How can I represent a general "expression" as a Fourier series?

For example, I want to find the Fourier series of sum:
$$\frac{1}{1^2}$$ + $$\frac{1}{3^2}$$ + $$\frac{1}{5^2}$$ ... (infinite).

using the value of the Fourier series at x = 0 (because this will give the value of the infinite sum).

I'm not sure how I can put this into a function, and find the Fourier series (for example, what would be the "p" value of the function?)

Thanks

 

[AlephZero]

If you take the Fourier series
F(x) = cos(x) + cos(3x)/3^2 + cos(5x)/5^2 + ...
then F(0) = 1 + 1/3^2 + 1/5^2 + ...

So you want to find what the function F(x) is.

This is a similar problem to integrating a function. There isn't any "plug and chug" way to do integration. You have use the fact that integration is the same as anti-differentiation, and transform the integral into a form where you already "know the answer".

One way to do this for Fourier series is draw a graph of the first few terms of the series and see what it looks like. Then guess an expression that might represent the function, find its Fourier series, and see if you guessed right.

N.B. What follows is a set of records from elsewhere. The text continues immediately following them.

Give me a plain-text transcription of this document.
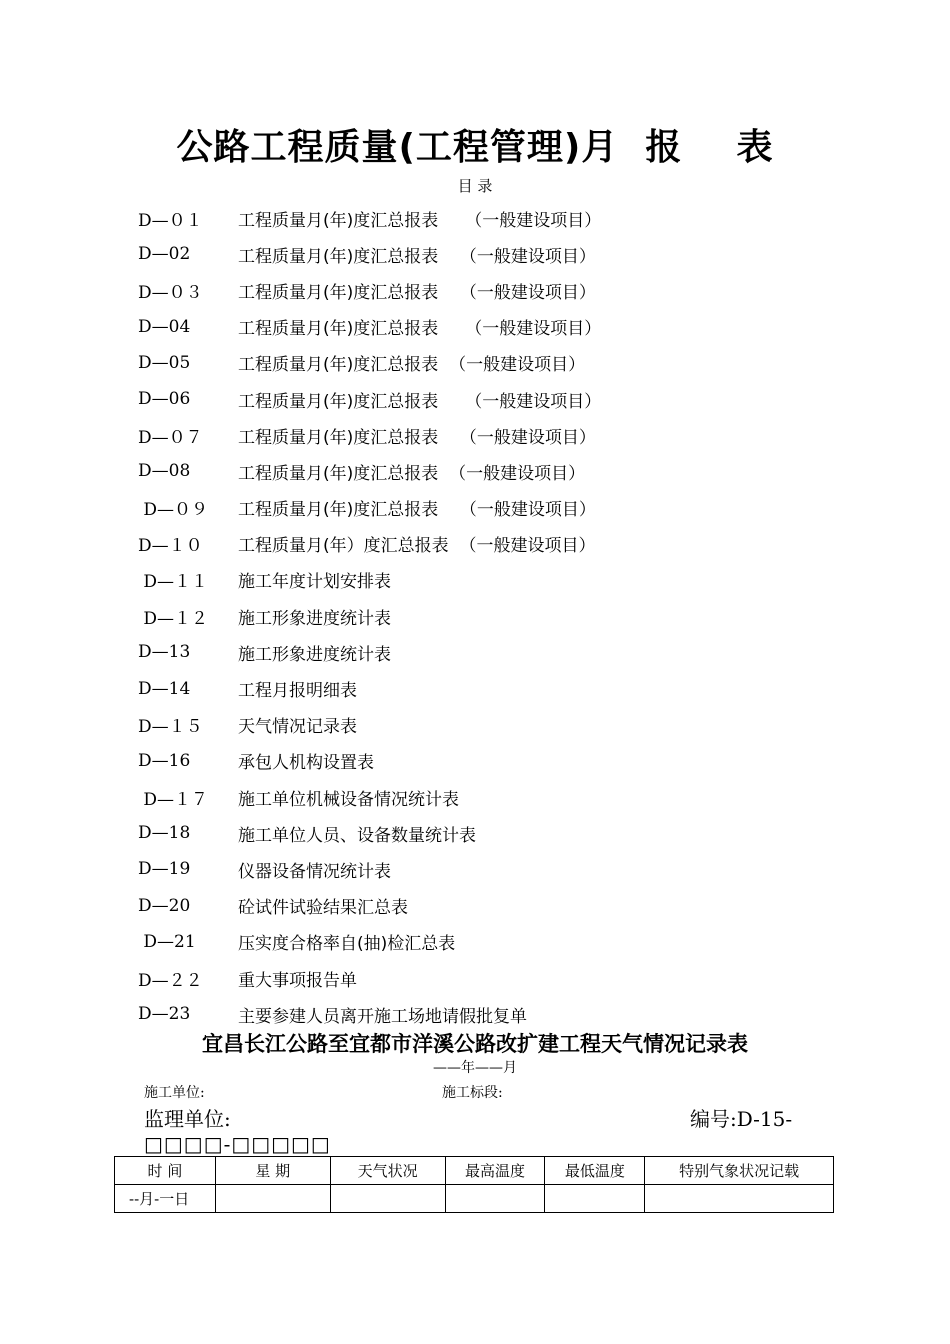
公路工程质量(工程管理)月  报    表
目 录
D—０１	工程质量月(年)度汇总报表     （一般建设项目）
D—02	工程质量月(年)度汇总报表    （一般建设项目）
D—０３	工程质量月(年)度汇总报表    （一般建设项目）
D—04	工程质量月(年)度汇总报表     （一般建设项目）
D—05	工程质量月(年)度汇总报表  （一般建设项目）
D—06	工程质量月(年)度汇总报表     （一般建设项目）
D—０７	工程质量月(年)度汇总报表    （一般建设项目）
D—08	工程质量月(年)度汇总报表  （一般建设项目）
D—０９	工程质量月(年)度汇总报表    （一般建设项目）
D—１０	工程质量月(年）度汇总报表  （一般建设项目）
D—１１	施工年度计划安排表
D—１２	施工形象进度统计表
D—13	施工形象进度统计表
D—14	工程月报明细表
D—１５	天气情况记录表
D—16	承包人机构设置表
D—１７	施工单位机械设备情况统计表
D—18	施工单位人员、设备数量统计表
D—19	仪器设备情况统计表
D—20	砼试件试验结果汇总表
D—21	压实度合格率自(抽)检汇总表
D—２２	重大事项报告单
D—23	主要参建人员离开施工场地请假批复单
宜昌长江公路至宜都市洋溪公路改扩建工程天气情况记录表
——年——月
施工单位:	施工标段:
监理单位:	编号:D-15-
□□□□-□□□□□
时 间	星 期	天气状况	最高温度	最低温度	特别气象状况记载
--月-一日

Another "trick" is that you can integrate and differentiate Fourier series term by term. So, the differential of your function is

F'(x) = -(sin(x) + sin(3x)/3 + sin(5x)/5 + ...)

You might recognize that as the Fourier series of something you have seen before. If not, draw the graph of the sum of the first 5 or 10 terms, and it might help you guess what F(x) is.